Everglades Pythons

Everglades Pythons Burmese Python (Python molurus bivittatus)
Photo Credit: TimVickers [Public domain], via Wikimedia Commons

Invasive Burmese pythons are feasting on native birds in the Everglades.


Florida's python problem. I'm Bob Hirshon and this is Science Update.

In the late 1970′s, pet Burmese pythons somehow escaped into Florida's Everglades, and they've been breeding there ever since. Among their prey are native birds, which had never dealt with giant snakes before. Smithsonian Institution ornithologist Carla Dove recently examined the stomach contents of dozens of captured pythons.

There were things in there like complete skulls of birds, and feet, and lots of feathers. And so there was enough material present that we could actually get some species identifications.

She identified twenty-five different species, including an endangered wood stork, which stands three and a half feet tall. She says conservationists will have a hard time limiting the pythons' impact—especially if the snakes venture beyond the Everglades.  I'm Bob Hirshon, for AAAS, the science society.

Making Sense of the Research

Florida's swampy Everglades make a welcoming home for Burmese pythons. There are low-hanging trees and thick plants to hide in, water for swimming, and lots of prey to catch. Plus, the warm, wet climate is right up their alley. The trouble is, Burmese pythons don't belong in the Everglades. They're native to (you guessed it) Burma (officially called Myanmar), as well as India, southwest China, Bangladesh, Thailand, and other parts of South and Southeast Asia. 

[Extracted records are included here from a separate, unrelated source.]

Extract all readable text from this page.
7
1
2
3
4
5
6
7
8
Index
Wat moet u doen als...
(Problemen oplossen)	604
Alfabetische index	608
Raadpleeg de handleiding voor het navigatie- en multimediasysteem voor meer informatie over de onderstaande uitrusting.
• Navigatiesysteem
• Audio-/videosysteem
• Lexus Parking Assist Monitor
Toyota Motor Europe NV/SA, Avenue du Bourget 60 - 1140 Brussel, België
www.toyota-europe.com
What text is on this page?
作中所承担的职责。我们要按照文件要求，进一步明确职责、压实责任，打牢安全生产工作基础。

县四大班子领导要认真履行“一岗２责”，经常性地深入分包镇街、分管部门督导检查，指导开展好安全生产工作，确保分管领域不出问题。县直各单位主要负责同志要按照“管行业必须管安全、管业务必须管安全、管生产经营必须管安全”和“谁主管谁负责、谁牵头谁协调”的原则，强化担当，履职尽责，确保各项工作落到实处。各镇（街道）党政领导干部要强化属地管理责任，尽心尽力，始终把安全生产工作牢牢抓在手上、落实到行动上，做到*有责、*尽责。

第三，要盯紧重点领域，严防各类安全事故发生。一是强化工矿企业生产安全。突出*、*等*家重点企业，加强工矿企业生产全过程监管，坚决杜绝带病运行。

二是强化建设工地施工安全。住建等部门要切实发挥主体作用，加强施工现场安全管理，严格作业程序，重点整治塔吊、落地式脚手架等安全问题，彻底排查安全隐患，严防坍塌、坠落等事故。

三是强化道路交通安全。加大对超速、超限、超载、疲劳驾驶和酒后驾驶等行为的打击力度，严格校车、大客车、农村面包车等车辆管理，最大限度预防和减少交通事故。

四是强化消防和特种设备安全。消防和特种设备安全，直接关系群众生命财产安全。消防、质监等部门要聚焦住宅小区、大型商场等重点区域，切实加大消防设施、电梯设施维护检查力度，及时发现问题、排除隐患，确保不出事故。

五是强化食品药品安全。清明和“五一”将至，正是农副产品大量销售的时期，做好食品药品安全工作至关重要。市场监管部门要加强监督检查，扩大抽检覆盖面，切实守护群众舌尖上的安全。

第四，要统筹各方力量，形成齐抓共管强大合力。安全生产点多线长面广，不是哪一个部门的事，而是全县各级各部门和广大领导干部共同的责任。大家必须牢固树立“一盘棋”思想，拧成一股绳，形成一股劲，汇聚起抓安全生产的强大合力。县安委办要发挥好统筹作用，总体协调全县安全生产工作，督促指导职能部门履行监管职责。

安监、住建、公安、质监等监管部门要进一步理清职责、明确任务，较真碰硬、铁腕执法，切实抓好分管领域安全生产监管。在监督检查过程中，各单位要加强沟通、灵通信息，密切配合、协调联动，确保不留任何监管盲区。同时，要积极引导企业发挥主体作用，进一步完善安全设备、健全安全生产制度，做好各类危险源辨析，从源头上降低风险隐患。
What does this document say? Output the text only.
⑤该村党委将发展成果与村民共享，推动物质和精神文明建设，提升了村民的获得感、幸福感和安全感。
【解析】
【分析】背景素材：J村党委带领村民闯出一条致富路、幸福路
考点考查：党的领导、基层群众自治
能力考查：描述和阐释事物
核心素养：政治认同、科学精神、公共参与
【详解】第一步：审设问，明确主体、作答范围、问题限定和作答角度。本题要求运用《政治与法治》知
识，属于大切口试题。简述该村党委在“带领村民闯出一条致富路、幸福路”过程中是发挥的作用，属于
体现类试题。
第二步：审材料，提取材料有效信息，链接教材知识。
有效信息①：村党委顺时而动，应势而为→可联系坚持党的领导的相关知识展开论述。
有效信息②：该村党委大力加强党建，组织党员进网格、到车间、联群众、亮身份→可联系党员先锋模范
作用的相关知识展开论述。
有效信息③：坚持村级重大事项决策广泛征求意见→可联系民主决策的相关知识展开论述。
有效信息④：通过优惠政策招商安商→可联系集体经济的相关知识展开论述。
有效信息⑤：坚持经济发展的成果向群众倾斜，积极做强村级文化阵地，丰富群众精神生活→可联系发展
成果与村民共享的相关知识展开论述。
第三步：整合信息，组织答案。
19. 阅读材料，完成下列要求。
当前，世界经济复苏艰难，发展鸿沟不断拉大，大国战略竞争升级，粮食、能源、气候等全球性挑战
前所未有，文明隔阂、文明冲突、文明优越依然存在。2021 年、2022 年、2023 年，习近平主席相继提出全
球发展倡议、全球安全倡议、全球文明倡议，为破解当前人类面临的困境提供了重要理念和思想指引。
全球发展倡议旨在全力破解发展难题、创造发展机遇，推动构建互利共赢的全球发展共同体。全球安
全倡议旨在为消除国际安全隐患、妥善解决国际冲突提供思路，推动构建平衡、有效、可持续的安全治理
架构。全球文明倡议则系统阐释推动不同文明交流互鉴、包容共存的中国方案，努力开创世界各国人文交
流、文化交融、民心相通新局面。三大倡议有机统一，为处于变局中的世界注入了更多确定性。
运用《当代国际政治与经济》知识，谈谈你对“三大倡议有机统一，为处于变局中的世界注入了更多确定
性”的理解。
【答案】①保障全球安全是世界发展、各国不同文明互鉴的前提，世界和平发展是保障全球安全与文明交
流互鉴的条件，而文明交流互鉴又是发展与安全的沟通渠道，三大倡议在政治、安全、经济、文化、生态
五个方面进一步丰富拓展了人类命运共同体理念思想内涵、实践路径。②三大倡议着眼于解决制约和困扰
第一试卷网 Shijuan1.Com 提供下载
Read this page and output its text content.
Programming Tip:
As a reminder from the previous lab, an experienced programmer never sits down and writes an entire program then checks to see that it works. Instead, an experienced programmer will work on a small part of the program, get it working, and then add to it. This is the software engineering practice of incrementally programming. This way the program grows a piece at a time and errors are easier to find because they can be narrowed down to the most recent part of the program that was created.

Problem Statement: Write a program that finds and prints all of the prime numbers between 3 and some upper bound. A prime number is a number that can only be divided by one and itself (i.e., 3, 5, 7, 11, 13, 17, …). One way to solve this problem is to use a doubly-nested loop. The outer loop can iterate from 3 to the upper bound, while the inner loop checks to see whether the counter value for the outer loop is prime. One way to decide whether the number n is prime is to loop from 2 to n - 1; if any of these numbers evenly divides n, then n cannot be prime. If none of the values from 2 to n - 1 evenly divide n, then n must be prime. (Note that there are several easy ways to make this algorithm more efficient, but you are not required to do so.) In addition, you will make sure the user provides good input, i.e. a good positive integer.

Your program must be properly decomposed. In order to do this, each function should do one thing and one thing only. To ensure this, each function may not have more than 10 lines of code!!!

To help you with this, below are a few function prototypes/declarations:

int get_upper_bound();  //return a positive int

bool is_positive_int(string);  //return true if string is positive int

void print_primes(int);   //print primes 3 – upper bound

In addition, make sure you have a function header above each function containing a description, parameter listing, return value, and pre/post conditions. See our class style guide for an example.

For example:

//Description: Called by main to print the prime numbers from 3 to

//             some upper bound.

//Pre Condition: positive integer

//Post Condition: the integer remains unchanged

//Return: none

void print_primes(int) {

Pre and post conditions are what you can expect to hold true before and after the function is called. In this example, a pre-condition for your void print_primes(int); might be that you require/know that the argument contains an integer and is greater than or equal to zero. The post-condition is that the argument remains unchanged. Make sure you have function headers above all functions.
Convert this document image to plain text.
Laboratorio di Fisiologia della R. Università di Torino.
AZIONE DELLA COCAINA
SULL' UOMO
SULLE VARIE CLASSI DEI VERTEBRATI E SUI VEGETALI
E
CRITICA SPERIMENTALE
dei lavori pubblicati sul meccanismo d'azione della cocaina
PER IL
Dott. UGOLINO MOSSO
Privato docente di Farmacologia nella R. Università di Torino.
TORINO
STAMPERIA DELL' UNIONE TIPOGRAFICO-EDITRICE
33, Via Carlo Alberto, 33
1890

Nobody knows exactly how the pythons ended up in the Everglades, but it's safe to assume they were imported as exotic pets, since that's really the only reason they end up in the U.S., apart from zoos, which generally have good control over their animals. (As of July 2010, it is illegal to import the pythons to the United States.) Whether they escaped from their owners or a pet store, or were discarded there when the owners got sick of caring for a giant predatory reptile, remains a mystery. However, since they were first spotted in the early 1970's, their population has grown to thousands, perhaps tens of thousands, of snakes. 

The pythons had little to worry about being the new kids on the block. They average twelve feet long, and they're expert hunters of mammals and birds. Some in the Everglades have even been known to eat small alligators. (In fact, a dead python was found in October 2005 with a six-foot alligator in its stomach; the snake had split open, although not necessarily because of the alligator). 

The Everglades' native birds, on the other hand, have been easy targets for the pythons. Yes, the birds have long been prey to native alligators, but alligators attack in a very different way than the pythons, which squeeze their prey to death. There are no native constrictor snakes in the Everglades, but pythons aren't the only ones there—other species of giant constrictors, including boas and anacondas, have also been spotted in the area. The prey species had no evolutionary time to develop defenses against the constrictors, so the Everglades has become a giant, all-you-can-eat buffet to the non-native species.

This study of the stomach contents of captured snakes, shows how many different species the pythons have been poaching. That's worrisome not just for Everglades species, but for the surrounding areas as well. Many ecologists say the snakes will inevitably spread beyond the Everglades and into places where people live. In fact, a 2008 study by the U.S. Geological Survey found that climate conditions would be favorable for the exotic snakes to eventually invade a third of the continental U.S., from coast to coast. What's more, this area gets even larger as global climate change warms up the planet. And although officials have introduced hunting seasons and tracking systems to try and control the snakes' population, keeping them all in check is nearly as difficult as putting toothpaste back in the tube.

Now try and answer these questions:

  1. Why are Burmese pythons and other large constrictors in the Everglades?
  2. What are the consequences of their introduction to this area?
  3. What complications may occur in the future?
  4. What does this say about exotic pets? Should people be allowed to keep pets like these? Why or why not?